Towards the middle of the 1930s, the BUF's violent clashes with opponents began to alienate some middle-class supporters, and membership decreased.
At the Olympia rally in London, in 1934, BUF stewards ejected anti-fascist disrupters, and this led the Daily Mail to withdraw its support for the movement. 
The level of disruption at the rally shocked many, with the effect of turning neutral parties against the BUF and contributing to anti-fascist support.
Mosley spent large amounts of his private fortune on the British Union of Fascists (BUF - see below))  and tried to establish it on a firm financial footing by means including an attempt to negotiate, through Diana, with Adolf Hitler for permission to broadcast commercial radio to Britain from Germany.
Mosley reportedly struck a deal in 1937 with Francis Beaumont, heir to the Seigneur of Sark, to set up a privately owned radio station on Sark.

Later Years and Legacy

The BUF briefly drew away from mainstream politics and towards anti-Semitism over 1934-1935 due to the growing influence of National Socialist sympathisers such as William Joyce and John Beckett within the party, which saw the resignation of members such as Dr. Robert Forgan.
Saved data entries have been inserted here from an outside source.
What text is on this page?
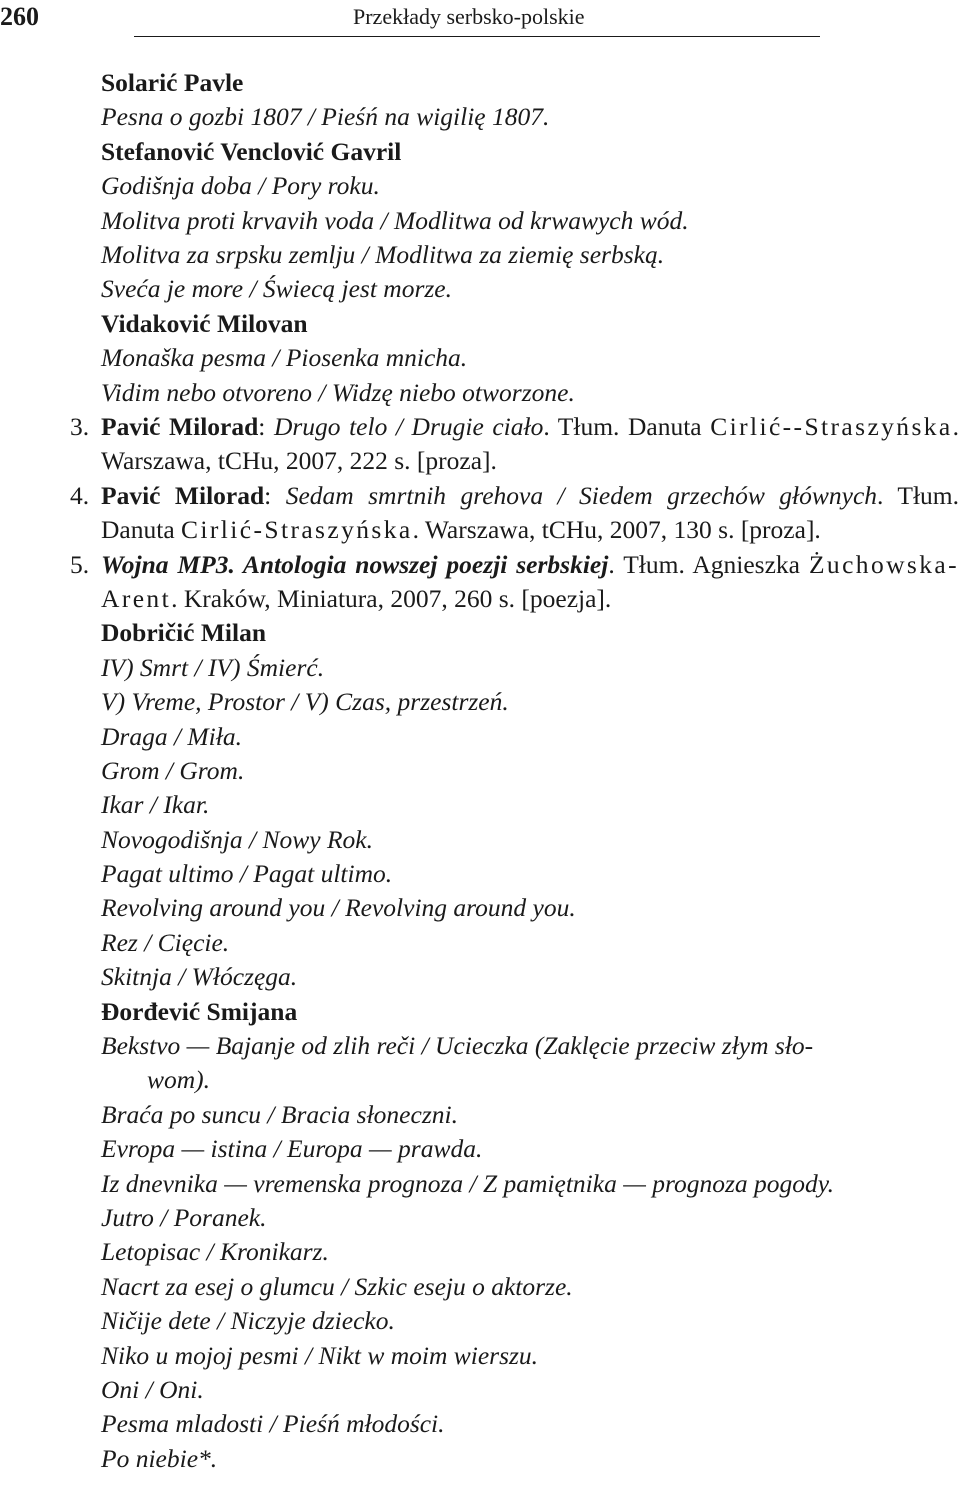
260	Przekłady serbsko-polskie
Solarić Pavle
Pesna o gozbi 1807 / Pieśń na wigilię 1807.
Stefanović Venclović Gavril
Godišnja doba / Pory roku.
Molitva proti krvavih voda / Modlitwa od krwawych wód.
Molitva za srpsku zemlju / Modlitwa za ziemię serbską.
Sveća je more / Świecą jest morze.
Vidaković Milovan
Monaška pesma / Piosenka mnicha.
Vidim nebo otvoreno / Widzę niebo otworzone.
3. Pavić Milorad: Drugo telo / Drugie ciało. Tłum. Danuta Cirlić--Straszyńska. Warszawa, tCHu, 2007, 222 s. [proza].
4. Pavić Milorad: Sedam smrtnih grehova / Siedem grzechów głównych. Tłum. Danuta Cirlić-Straszyńska. Warszawa, tCHu, 2007, 130 s. [proza].
5. Wojna MP3. Antologia nowszej poezji serbskiej. Tłum. Agnieszka Żuchowska-Arent. Kraków, Miniatura, 2007, 260 s. [poezja].
Dobričić Milan
IV) Smrt / IV) Śmierć.
V) Vreme, Prostor / V) Czas, przestrzeń.
Draga / Miła.
Grom / Grom.
Ikar / Ikar.
Novogodišnja / Nowy Rok.
Pagat ultimo / Pagat ultimo.
Revolving around you / Revolving around you.
Rez / Cięcie.
Skitnja / Włóczęga.
Đorđević Smijana
Bekstvo — Bajanje od zlih reči / Ucieczka (Zaklęcie przeciw złym sło-
wom).
Braća po suncu / Bracia słoneczni.
Evropa — istina / Europa — prawda.
Iz dnevnika — vremenska prognoza / Z pamiętnika — prognoza pogody.
Jutro / Poranek.
Letopisac / Kronikarz.
Nacrt za esej o glumcu / Szkic eseju o aktorze.
Ničije dete / Niczyje dziecko.
Niko u mojoj pesmi / Nikt w moim wierszu.
Oni / Oni.
Pesma mladosti / Pieśń młodości.
Po niebie*.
This resulted in membership dropping to below 8,000 by the end of 1935 and, ultimately, Mosley shifted the party's focus back to mainstream politics.
The party continued to clash with anti-fascists, most famously at the Battle of Cable Street in October 1936, when organised anti-fascists prevented the BUF from marching through Cable Street, however, the party later staged other marches through the East End without incident.
BUF support for Edward VIII and the peace campaign to prevent a second World War saw membership and public support rise once more.
The government was sufficiently concerned by the party's growing prominence to pass the Public Order Act 1936, which banned political uniforms and required police consent for political marches.
In 1937, William Joyce and other National Socialist sympathisers split from the party to form the National Socialist League, which quickly folded, with most of its members interned.
Mosley later denounced Joyce, and condemned him for his extreme anti-semitism.
By 1939, total BUF membership was probably approaching 20,000.
In May 1940, the BUF was banned outright by the government, and Mosley, along with 740 other fascists, was interned for much of the Second World War.
After the war, Mosley made several unsuccessful attempts to return to politics, notably in the Union Movement.